The Common Core State Standards are national educational standards that have been adopted by 45 states. They were constructed as part of a nationwide initiative to improve and equalize US education, so that students achieve as well as other high-scoring nations around the world.

From what I understand about the controversy, the main issues of my hometown group are:

  • Everyone is in agreement that there should be high standards.
  • They feel that Common Core is too focused on benchmarks and standardized testing.
  • These parents feel that constant testing is stressful on students and teachers, and doesn’t address the needs of gifted or special-needs students.
  • They also feel that since tax money is paying for this, local districts should have had input.


The group feels that the best thing to do now is ask questions and learn more about Common Core at the local level. It then hopes to organize a petition drive. They envision that their small steps now might grow into a grassroots movement that could modify, or even repeal, Common Core State Standards.

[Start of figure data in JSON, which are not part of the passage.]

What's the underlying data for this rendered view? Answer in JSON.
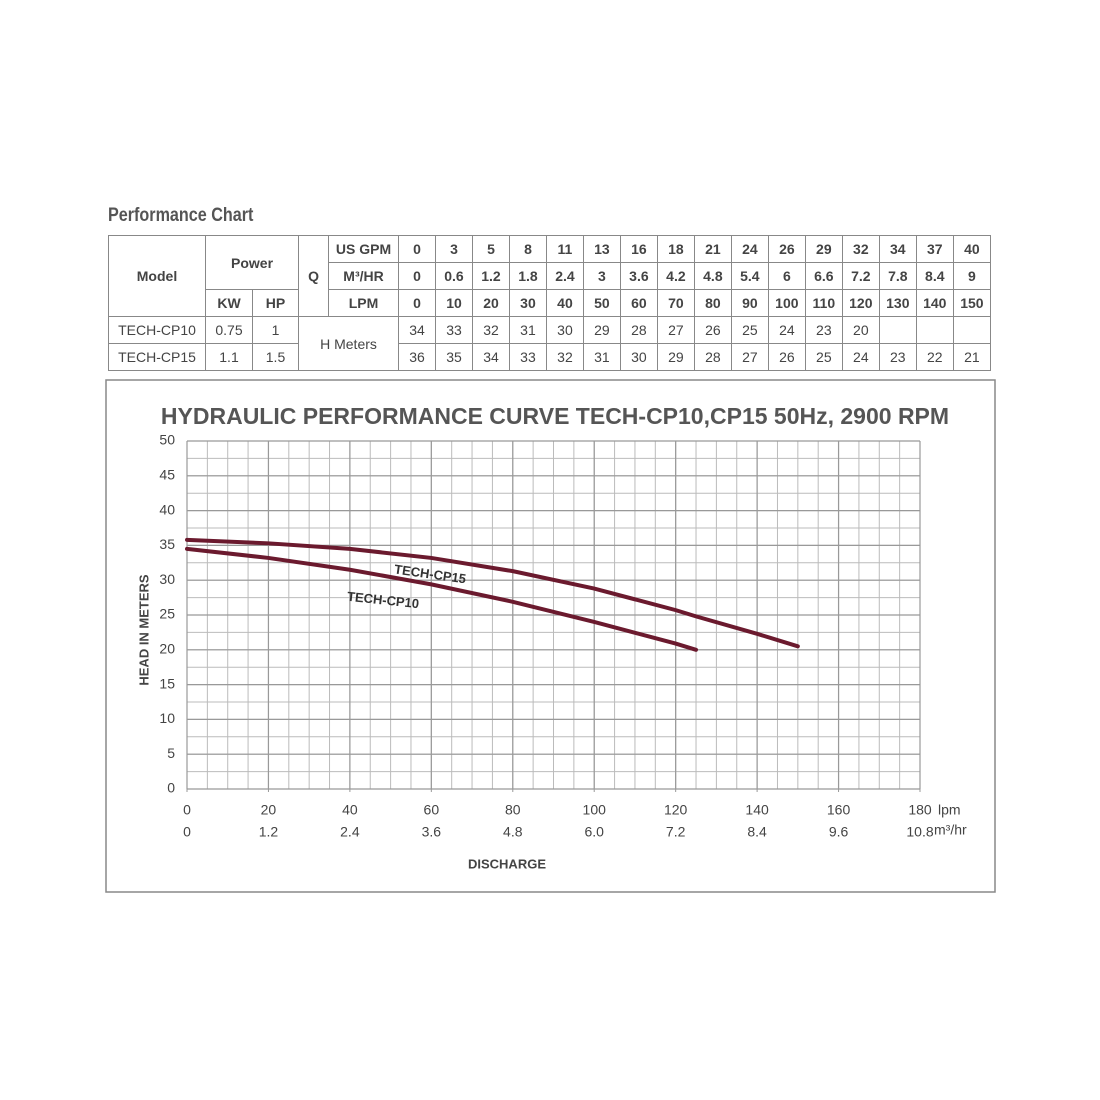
{
  "table": {
    "title": "Performance Chart",
    "headers": {
      "model": "Model",
      "power": "Power",
      "kw": "KW",
      "hp": "HP",
      "q": "Q",
      "head": "H Meters"
    },
    "flow": [
      {
        "unit": "US GPM",
        "values": [
          "0",
          "3",
          "5",
          "8",
          "11",
          "13",
          "16",
          "18",
          "21",
          "24",
          "26",
          "29",
          "32",
          "34",
          "37",
          "40"
        ]
      },
      {
        "unit": "M³/HR",
        "values": [
          "0",
          "0.6",
          "1.2",
          "1.8",
          "2.4",
          "3",
          "3.6",
          "4.2",
          "4.8",
          "5.4",
          "6",
          "6.6",
          "7.2",
          "7.8",
          "8.4",
          "9"
        ]
      },
      {
        "unit": "LPM",
        "values": [
          "0",
          "10",
          "20",
          "30",
          "40",
          "50",
          "60",
          "70",
          "80",
          "90",
          "100",
          "110",
          "120",
          "130",
          "140",
          "150"
        ]
      }
    ],
    "rows": [
      {
        "model": "TECH-CP10",
        "kw": "0.75",
        "hp": "1",
        "values": [
          "34",
          "33",
          "32",
          "31",
          "30",
          "29",
          "28",
          "27",
          "26",
          "25",
          "24",
          "23",
          "20"
        ]
      },
      {
        "model": "TECH-CP15",
        "kw": "1.1",
        "hp": "1.5",
        "values": [
          "36",
          "35",
          "34",
          "33",
          "32",
          "31",
          "30",
          "29",
          "28",
          "27",
          "26",
          "25",
          "24",
          "23",
          "22",
          "21"
        ]
      }
    ]
  },
  "chart_data": {
    "type": "line",
    "title": "HYDRAULIC PERFORMANCE CURVE TECH-CP10,CP15 50Hz, 2900 RPM",
    "x_label": "DISCHARGE",
    "y_label": "HEAD IN METERS",
    "x_unit": "lpm",
    "x2_unit": "m³/hr",
    "x": [
      0,
      20,
      40,
      60,
      80,
      100,
      120,
      125,
      140,
      150
    ],
    "series": [
      {
        "name": "TECH-CP15",
        "color": "#6b1a2e",
        "values": [
          35.8,
          35.3,
          34.5,
          33.2,
          31.3,
          28.8,
          25.7,
          24.8,
          22.3,
          20.5
        ]
      },
      {
        "name": "TECH-CP10",
        "color": "#6b1a2e",
        "values": [
          34.5,
          33.2,
          31.5,
          29.4,
          26.9,
          24.0,
          20.9,
          20.0,
          null,
          null
        ]
      }
    ],
    "xlim": [
      0,
      180
    ],
    "xticks": [
      0,
      20,
      40,
      60,
      80,
      100,
      120,
      140,
      160,
      180
    ],
    "x2lim": [
      0,
      10.8
    ],
    "x2ticks": [
      0,
      1.2,
      2.4,
      3.6,
      4.8,
      {
        "value": 6,
        "label": "6.0"
      },
      7.2,
      8.4,
      9.6,
      10.8
    ],
    "ylim": [
      0,
      50
    ],
    "yticks": [
      0,
      5,
      10,
      15,
      20,
      25,
      30,
      35,
      40,
      45,
      50
    ],
    "grid": true,
    "minor_grid": {
      "x": 5,
      "y": 2.5
    }
  }
}
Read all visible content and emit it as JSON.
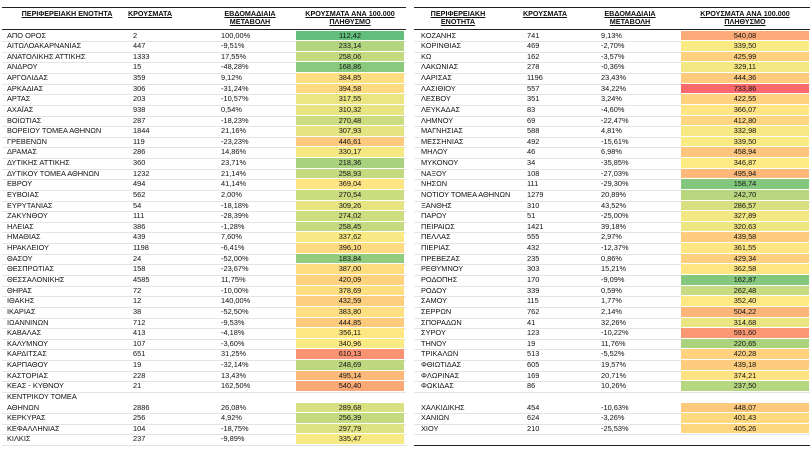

As an educator, I like the equity and rigor of Common Core. In my opinion, higher expectations for students are a very good thing. They better prepare students for college and the workplace.  I do understand the group’s concern that there seems to be lot of testing. Yet for lesson planning purposes it is important to access what students have learned, and construct new lessons, moving forward, from that point. We have to think of the Common Core standards as a solid foundation, where students are challenged, yet supported while achieving more.

Is anything like this happening in your area? What do you think?